Sob a superfície de thriller de suspense e investigação policial, o roteiro de “Fargo” (escrito, como de costume, pelos próprios Ethan e Joel Coen) narra à história do desesperado Jerry (William H. Macy), um gerente de uma revendedora de automóveis que enfrenta dificuldades financeiras e resolve planejar o sequestro da própria esposa Jean (Kristin Rudrüd). O problema é que as coisas não saem tão bem quanto o planejado e, quando os sequestradores Carl (Steve Buscemi) e Grimsrud (Peter Stormare) cometem vários assassinatos, a determinada policial Marge (Frances McDormand) começa a investigar o caso.

Responsáveis não apenas pelo roteiro, direção e produção, como também pela montagem de “Fargo” sob o nome fictício de Roderick Jaynes, os Coen confirmam a habilidade de manter o espectador atento aos intrigantes acontecimentos que se sucedem, conduzindo a narrativa de maneira direta e eficiente. Repleto de diálogos interessantes, o criativo roteiro abre um leque de possibilidades a cada instante, sempre trabalhando de maneira brilhante como o acaso influencia em nossas vidas. Só que, ao contrário dos personagens que jamais conseguem prever o que acontecerá em seguida, os Coen demonstram controle total sobre o que vemos na tela, criando momentos absolutamente eletrizantes (que voltarei a abordar em instantes) em meio ao mar de tranquilidade da pacata cidade de Brainerd. Entretanto, apesar de todo o suspense, “Fargo” também é recheado com muito humor negro, apresentando uma série de momentos hilários que servem para quebrar a tensão crescente da narrativa, como quando Jean sai correndo amarrada na chegada ao cativeiro ou na engraçada entrevista de Marge com as prostitutas.

Apostando na violência gráfica, como na cena do assassinato do policial, na entrega do dinheiro num hotel e na prisão de Grimsrud, os Coen criam uma cadeia de acontecimentos que só pioram a situação de Jerry e, justamente por mostrarem os trágicos resultados de seus atos, fazem com que o espectador se importe com o destino dos personagens. Entretanto, apesar de funcionar muito bem como thriller, “Fargo” apoia-se no humor negro para abordar outras questões, funcionando como um estudo sobre o estilo de vida daquela região peculiar dos EUA. Investindo em cores gélidas e explorando com maestria a crueza das vizinhas regiões de Minnesota e North Dakota, repletas de estradas rodeadas pela neve que se misturam à linha do horizonte e criam um visual ao mesmo tempo belo e assustador, a fotografia do ótimo Roger Deakins é crucial para ilustrar a solidão das pessoas que vivem no local. Este isolamento colabora até mesmo para aumentar a tensão em momentos chave da narrativa, como na noite dos assassinatos, onde sabemos que os inocentes que cruzam o caminho dos sequestradores raramente escaparão com vida naquela estrada fria e abandonada. Aliás, esta cena de perseguição está entre os grandes momentos do longa, fazendo o espectador grudar na cadeira enquanto acompanha seu desfecho.
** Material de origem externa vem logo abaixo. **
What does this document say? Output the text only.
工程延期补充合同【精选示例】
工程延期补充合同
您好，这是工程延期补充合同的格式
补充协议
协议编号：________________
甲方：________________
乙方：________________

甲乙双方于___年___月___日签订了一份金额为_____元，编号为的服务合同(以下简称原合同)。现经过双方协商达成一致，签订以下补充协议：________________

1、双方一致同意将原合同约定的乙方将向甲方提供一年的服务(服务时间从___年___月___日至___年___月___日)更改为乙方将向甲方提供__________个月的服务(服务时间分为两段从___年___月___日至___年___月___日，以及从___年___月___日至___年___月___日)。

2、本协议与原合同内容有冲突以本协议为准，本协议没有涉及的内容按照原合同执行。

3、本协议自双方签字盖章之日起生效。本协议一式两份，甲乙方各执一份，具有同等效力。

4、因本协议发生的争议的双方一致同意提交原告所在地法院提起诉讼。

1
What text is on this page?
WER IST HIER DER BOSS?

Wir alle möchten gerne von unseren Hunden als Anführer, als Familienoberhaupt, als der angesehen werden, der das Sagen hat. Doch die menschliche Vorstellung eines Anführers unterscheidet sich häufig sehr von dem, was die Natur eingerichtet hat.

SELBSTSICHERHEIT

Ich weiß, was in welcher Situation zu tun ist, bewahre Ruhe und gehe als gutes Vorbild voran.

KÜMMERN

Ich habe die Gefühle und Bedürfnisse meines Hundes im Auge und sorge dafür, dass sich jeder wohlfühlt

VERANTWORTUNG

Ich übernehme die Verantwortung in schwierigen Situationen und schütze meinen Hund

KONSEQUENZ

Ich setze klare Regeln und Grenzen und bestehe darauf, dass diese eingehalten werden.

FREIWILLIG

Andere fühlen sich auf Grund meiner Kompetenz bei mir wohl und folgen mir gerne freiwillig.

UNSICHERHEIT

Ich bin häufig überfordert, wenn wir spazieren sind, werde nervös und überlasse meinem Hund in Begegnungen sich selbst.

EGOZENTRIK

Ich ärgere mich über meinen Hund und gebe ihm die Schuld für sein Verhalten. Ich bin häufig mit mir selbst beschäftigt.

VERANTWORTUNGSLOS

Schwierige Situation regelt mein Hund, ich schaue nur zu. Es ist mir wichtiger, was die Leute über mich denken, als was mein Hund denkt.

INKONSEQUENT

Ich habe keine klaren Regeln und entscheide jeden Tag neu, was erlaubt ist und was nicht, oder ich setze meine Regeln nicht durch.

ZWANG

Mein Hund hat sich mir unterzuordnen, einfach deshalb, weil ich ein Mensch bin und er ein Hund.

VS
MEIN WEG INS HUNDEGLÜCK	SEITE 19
Vestindo ternos sóbrios ou roupas que transmitem uma imagem austera (figurinos de Mary Zophres), os personagens de “Fargo” representam a força central da narrativa. Com seus sotaques arrastados e diálogos afiados que denunciam a maneira engraçada de falar, até mesmo coadjuvantes com pequenas participações transformam-se numa atração à parte, como o Sr. Mohra (Bain Boehlke), que nos delicia contando como ouviu do embriagado Carl onde ele estaria escondido. Por outro lado, esta graça dificilmente será percebida por um espectador que não tenha pelo menos alguma noção de inglês (seria como tentar explicar para um estrangeiro a graça de um sotaque de qualquer região do Brasil).

Divertida também é a atuação de Peter Stormare como Grimsrud, o parceiro mudo e ameaçador de Carl – que, como de costume, é interpretado com maestria por Steve Buscemi, um verdadeiro especialista na arte de viver criminosos. Surgindo frágil e hesitante na maior parte do tempo, o Jerry do ótimo William H. Macy parece incapaz de se impor em qualquer diálogo, parando de falar ao menor sinal de que será interrompido e gaguejando diversas vezes, num claro sinal de falta de confiança que o ator demonstra muito bem. Este sentimento, aliado à determinação do personagem de buscar uma saída para cada obstáculo que surge (e são muitos), é essencial para o desenvolvimento da narrativa, já que raramente podemos prever os próximos passos do personagem. Mas se todo o elenco tem um ótimo desempenho, o grande destaque é mesmo Frances McDormand, que confere enorme carisma e uma simplicidade desconcertante à Marge, uma mulher grávida de sete meses que se dedica ao trabalho e a família com a mesma intensidade, chamando a atenção sempre que entra em cena graças também ao ótimo desempenho da atriz. É ela quem acalma o espectador com seu raciocínio simples e sua forma direta de resolver os problemas, algo que fica claro, por exemplo, em sua visita ao escritório de Jerry e em sua conversa com um velho amigo da faculdade.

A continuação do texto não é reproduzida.